Thorigny-sur-Marne (/fr/; 'Thorigny-on-Marne') is a commune in the eastern outer suburbs of Paris, France. It is in the Seine-et-Marne department in the Île-de-France region.

==Demographics==
Inhabitants of Thorigny-sur-Marne are called Thorigniens in French.

==Education==
As of 2016 the three preschools have 376 students, and the three elementary schools have 640 students. The preschools are: Ecole Maternellle Les Cerisiers, Ecole Maternelle Clémenceau, and Ecole Maternelle Les Pointes.

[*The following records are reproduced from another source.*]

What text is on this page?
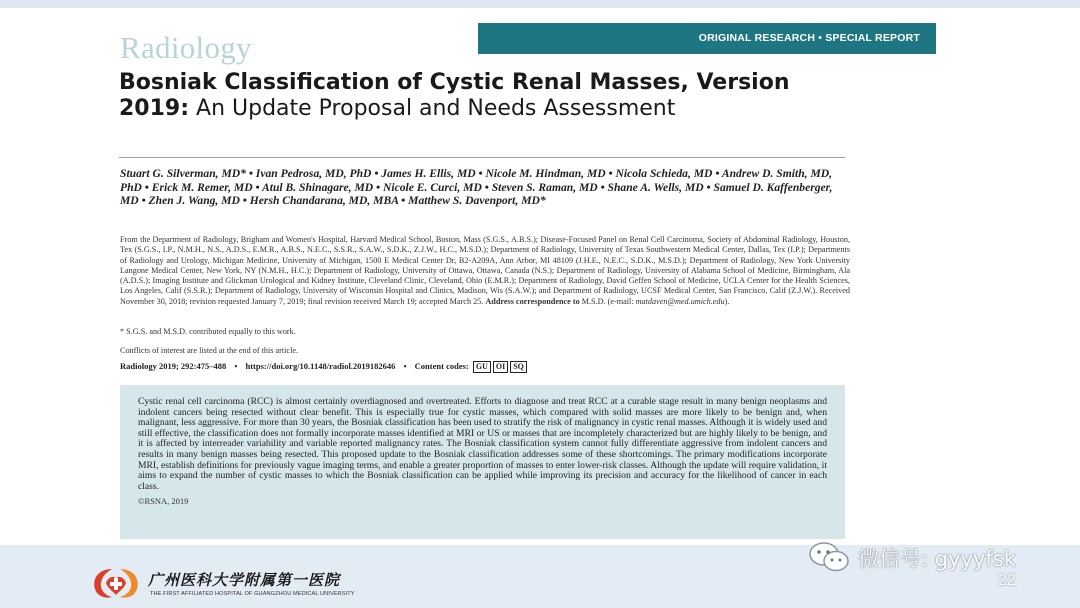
Radiology	ORIGINAL RESEARCH • SPECIAL REPORT
Bosniak Classification of Cystic Renal Masses, Version 2019: An Update Proposal and Needs Assessment
Stuart G. Silverman, MD* • Ivan Pedrosa, MD, PhD • James H. Ellis, MD • Nicole M. Hindman, MD • Nicola Schieda, MD • Andrew D. Smith, MD, PhD • Erick M. Remer, MD • Atul B. Shinagare, MD • Nicole E. Curci, MD • Steven S. Raman, MD • Shane A. Wells, MD • Samuel D. Kaffenberger, MD • Zhen J. Wang, MD • Hersh Chandarana, MD, MBA • Matthew S. Davenport, MD*
From the Department of Radiology, Brigham and Women's Hospital, Harvard Medical School, Boston, Mass (S.G.S., A.B.S.); Disease-Focused Panel on Renal Cell Carcinoma, Society of Abdominal Radiology, Houston, Tex (S.G.S., I.P., N.M.H., N.S., A.D.S., E.M.R., A.B.S., N.E.C., S.S.R., S.A.W., S.D.K., Z.J.W., H.C., M.S.D.); Department of Radiology, University of Texas Southwestern Medical Center, Dallas, Tex (I.P.); Departments of Radiology and Urology, Michigan Medicine, University of Michigan, 1500 E Medical Center Dr, B2-A209A, Ann Arbor, MI 48109 (J.H.E., N.E.C., S.D.K., M.S.D.); Department of Radiology, New York University Langone Medical Center, New York, NY (N.M.H., H.C.); Department of Radiology, University of Ottawa, Ottawa, Canada (N.S.); Department of Radiology, University of Alabama School of Medicine, Birmingham, Ala (A.D.S.); Imaging Institute and Glickman Urological and Kidney Institute, Cleveland Clinic, Cleveland, Ohio (E.M.R.); Department of Radiology, David Geffen School of Medicine, UCLA Center for the Health Sciences, Los Angeles, Calif (S.S.R.); Department of Radiology, University of Wisconsin Hospital and Clinics, Madison, Wis (S.A.W.); and Department of Radiology, UCSF Medical Center, San Francisco, Calif (Z.J.W.). Received November 30, 2018; revision requested January 7, 2019; final revision received March 19; accepted March 25. Address correspondence to M.S.D. (e-mail: matdaven@med.umich.edu).
* S.G.S. and M.S.D. contributed equally to this work.
Conflicts of interest are listed at the end of this article.
Radiology 2019; 292:475–488 • https://doi.org/10.1148/radiol.2019182646 • Content codes: GU OI SQ

Cystic renal cell carcinoma (RCC) is almost certainly overdiagnosed and overtreated. Efforts to diagnose and treat RCC at a curable stage result in many benign neoplasms and indolent cancers being resected without clear benefit. This is especially true for cystic masses, which compared with solid masses are more likely to be benign and, when malignant, less aggressive. For more than 30 years, the Bosniak classification has been used to stratify the risk of malignancy in cystic renal masses. Although it is widely used and still effective, the classification does not formally incorporate masses identified at MRI or US or masses that are incompletely characterized but are highly likely to be benign, and it is affected by interreader variability and variable reported malignancy rates. The Bosniak classification system cannot fully differentiate aggressive from indolent cancers and results in many benign masses being resected. This proposed update to the Bosniak classification addresses some of these shortcomings. The primary modifications incorporate MRI, establish definitions for previously vague imaging terms, and enable a greater proportion of masses to enter lower-risk classes. Although the update will require validation, it aims to expand the number of cystic masses to which the Bosniak classification can be applied while improving its precision and accuracy for the likelihood of cancer in each class.

©RSNA, 2019

广州医科大学附属第一医院
THE FIRST AFFILIATED HOSPITAL OF GUANGZHOU MEDICAL UNIVERSITY
微信号: gyyyfsk
22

The elementary schools are Ecole Elémentaire Les Cerisiers, Ecole Elémentaire Gambetta, and Ecole Elémentaire Les Pointes. The commune has one junior high school, Collège du Moulin à vent, and a vocational high school, Lycée Auguste Perdonnet. The area general senior high school/sixth form college, Lycée Van Dongen, is in Lagny-sur-Marne.

==History==
In 1649, during the reign of Louis XIV, Thorigny-Sur-Marne was brutally pillaged for 12 days by the Regiment de Conti after agreeing to give them quarter. Witnesses describe how they "used extraordinary violence, having beaten and ransomed the inhabitants, pillaged and burned their furnishings...cut down their fruit trees...eaten and scattered their flock."